Daily roundup: school testing, hungry children and education services
Laura McCardle
Tuesday, October 1, 2013
Academics call for a suspension of Gove's education reforms; study finds more children go to school hungry; and decision due on Welsh education services, all in the news today.
“Incessant testing” and school performance targets risk damaging the quality of childhood, says a group of 200 leading academics and authors. Led by Poet Laureate Carol Ann Duffy, they wrote a letter to The Times calling for Education Secretary Michael Gove to suspend his school reforms. The letter, published today, coincides with Gove’s speech at the Conservative party conference this afternoon.
The number of children going to school without eating breakfast is increasing, according to a Daily Mirror poll. Carried out in conjunction with the National Union of Teachers (NUT) and the Child Poverty Action Group, the study found that 85 per cent of teachers are seeing more children come to school hungry. Around 83 per cent of teachers also said that they are seeing an increase in the number of children unable to afford school trips.
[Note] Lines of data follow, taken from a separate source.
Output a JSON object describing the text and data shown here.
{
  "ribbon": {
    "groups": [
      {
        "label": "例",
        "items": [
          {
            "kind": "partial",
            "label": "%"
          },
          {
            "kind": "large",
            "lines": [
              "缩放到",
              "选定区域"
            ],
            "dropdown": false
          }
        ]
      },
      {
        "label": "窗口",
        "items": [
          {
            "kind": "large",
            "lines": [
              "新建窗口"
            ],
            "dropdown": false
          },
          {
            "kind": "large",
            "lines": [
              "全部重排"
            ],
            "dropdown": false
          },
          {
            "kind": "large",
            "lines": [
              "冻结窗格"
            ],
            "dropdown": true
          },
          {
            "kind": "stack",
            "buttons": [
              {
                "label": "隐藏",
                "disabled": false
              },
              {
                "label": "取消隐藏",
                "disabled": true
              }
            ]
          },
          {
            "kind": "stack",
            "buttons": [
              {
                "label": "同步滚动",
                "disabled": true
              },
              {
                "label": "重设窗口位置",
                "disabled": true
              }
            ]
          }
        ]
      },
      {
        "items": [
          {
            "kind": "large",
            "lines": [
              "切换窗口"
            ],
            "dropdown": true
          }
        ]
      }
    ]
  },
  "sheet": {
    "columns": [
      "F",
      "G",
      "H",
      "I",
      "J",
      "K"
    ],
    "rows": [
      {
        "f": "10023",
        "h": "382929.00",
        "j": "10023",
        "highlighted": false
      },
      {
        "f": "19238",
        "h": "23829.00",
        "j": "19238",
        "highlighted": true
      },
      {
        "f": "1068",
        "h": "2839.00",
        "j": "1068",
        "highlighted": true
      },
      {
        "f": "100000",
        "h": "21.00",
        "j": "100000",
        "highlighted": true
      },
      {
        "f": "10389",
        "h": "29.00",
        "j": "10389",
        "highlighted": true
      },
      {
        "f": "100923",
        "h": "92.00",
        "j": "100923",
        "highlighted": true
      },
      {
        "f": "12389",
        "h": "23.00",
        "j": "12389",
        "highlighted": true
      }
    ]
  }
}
The Welsh government is due to make a decision on a report calling for up to a third of local authority education services in Wales to be cut. The BBC reports that the 22 council education services are “bracing themselves” for an imminent decision. Robert Hill, former adviser to Tony Blair, made the recommendation for the cuts and said new "slim-line elected local authorities” could run the services.
The National Deaf Children's Society has called for parliamentary debate on cuts to school support services for deaf children. The society has been running a campaign to end council cuts with a petition highlighting the issue being signed by more than 52,000 people.
Walsall Council has apologised for causing “serious distress” to a vulnerable teenage girl, after trying to make her move schools. The BBC reports that the council tried to make the girl move from her current residential school to one closer to home in an attempt to save money. A report by local government ombudsman Dr Jane Martin said the 13-year-old started at the school in 2011 but the council’s education panel withdrew funding for her place in July 2012 after it considered her not to have special educational needs.
And finally, the “overwhelming majority” of teachers in the east of England, the Midlands, Yorkshire and the Humber are taking strike action today over adverse changes to their pay, pensions, working conditions and jobs. Members of the NUT and NASUWT want the government to recognise that their “pay and conditions of service are directly linked to the provision of high quality education”.